Alexander’s sister and charity founder Zoe said: “The Nick Alexander Memorial Trust is dedicated to connecting communities through music and this year more people than ever have needed the collective expressive experience that music brings.”
She added, “We’re hugely grateful to Queens of the Stone Age for supporting our work by providing this incredible footage to raise funds for NAMT and Life for Paris and giving us all a much-needed sense of rock & roll connection as we navigate through these times.” The trust has funded over 15 music projects across the U.K.
Also mentioned in the statement is that a portion of the proceeds from the show will go to Life for Paris, which is a registered charity supporting hundreds of victims and their families who were affected by the coordinated attacks across the city that night. A total of 130 people in all were killed in multiple attacks.

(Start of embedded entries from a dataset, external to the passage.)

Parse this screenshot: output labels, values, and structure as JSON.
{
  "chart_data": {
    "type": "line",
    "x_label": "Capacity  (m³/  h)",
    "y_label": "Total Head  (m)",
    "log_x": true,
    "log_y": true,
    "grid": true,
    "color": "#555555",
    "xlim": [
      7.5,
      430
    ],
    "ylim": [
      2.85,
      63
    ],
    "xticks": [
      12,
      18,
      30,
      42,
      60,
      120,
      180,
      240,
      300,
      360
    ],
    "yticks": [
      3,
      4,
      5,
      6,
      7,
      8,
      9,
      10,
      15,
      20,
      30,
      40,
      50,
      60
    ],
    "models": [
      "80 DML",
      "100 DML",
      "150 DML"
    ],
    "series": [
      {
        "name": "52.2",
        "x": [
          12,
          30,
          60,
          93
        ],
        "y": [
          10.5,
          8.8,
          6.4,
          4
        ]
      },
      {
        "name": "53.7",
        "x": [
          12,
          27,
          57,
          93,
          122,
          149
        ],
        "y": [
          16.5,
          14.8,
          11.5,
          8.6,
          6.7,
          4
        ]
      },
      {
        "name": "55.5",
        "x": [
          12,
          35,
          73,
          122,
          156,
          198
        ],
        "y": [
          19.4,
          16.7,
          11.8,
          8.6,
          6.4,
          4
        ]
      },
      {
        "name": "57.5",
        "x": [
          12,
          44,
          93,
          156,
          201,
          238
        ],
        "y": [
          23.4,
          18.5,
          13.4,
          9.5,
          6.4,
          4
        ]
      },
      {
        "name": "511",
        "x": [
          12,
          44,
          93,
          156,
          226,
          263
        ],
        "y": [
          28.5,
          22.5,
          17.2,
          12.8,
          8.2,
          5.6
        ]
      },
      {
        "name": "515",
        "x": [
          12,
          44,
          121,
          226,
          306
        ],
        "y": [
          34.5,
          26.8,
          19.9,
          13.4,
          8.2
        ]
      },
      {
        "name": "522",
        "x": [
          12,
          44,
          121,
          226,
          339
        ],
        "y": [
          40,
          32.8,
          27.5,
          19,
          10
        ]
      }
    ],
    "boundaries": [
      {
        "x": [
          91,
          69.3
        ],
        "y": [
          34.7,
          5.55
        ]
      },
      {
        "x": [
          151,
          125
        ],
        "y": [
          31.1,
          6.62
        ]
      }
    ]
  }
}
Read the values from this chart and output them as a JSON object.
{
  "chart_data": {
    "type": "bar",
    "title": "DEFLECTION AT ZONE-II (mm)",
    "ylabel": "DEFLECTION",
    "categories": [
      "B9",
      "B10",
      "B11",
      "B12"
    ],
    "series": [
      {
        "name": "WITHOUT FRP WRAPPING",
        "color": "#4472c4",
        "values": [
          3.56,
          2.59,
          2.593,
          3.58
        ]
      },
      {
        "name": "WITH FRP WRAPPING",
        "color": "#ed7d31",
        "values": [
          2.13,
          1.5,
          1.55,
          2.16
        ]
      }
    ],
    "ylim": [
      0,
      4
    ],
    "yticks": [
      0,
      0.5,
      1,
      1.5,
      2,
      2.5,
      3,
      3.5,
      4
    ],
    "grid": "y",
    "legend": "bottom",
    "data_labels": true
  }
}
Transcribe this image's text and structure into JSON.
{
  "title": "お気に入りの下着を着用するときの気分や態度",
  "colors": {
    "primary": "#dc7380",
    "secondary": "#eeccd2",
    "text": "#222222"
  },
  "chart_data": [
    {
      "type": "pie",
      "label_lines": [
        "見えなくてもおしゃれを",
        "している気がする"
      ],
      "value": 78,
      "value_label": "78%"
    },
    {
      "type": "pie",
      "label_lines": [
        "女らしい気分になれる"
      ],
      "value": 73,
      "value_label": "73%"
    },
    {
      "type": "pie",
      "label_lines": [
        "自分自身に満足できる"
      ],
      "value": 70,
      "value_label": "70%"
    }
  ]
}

“Due to the current lockdown, victims and their families won’t be able to stand together in Paris during commemorations this year,” said Arthur Denouveaux, President of Life for Paris. “This show premiering on November 13 means our community will be together sharing the same music at the same time. This is the best testimony to the importance of the arts in challenging times.”
The show will air this Friday (Nov. 13) at Queens of the Stone Age’s YouTube page at 12N ET / 9AM PT as well as 5PM in London and 6PM in Paris. Fans are encouraged to donate to both charities via the stream.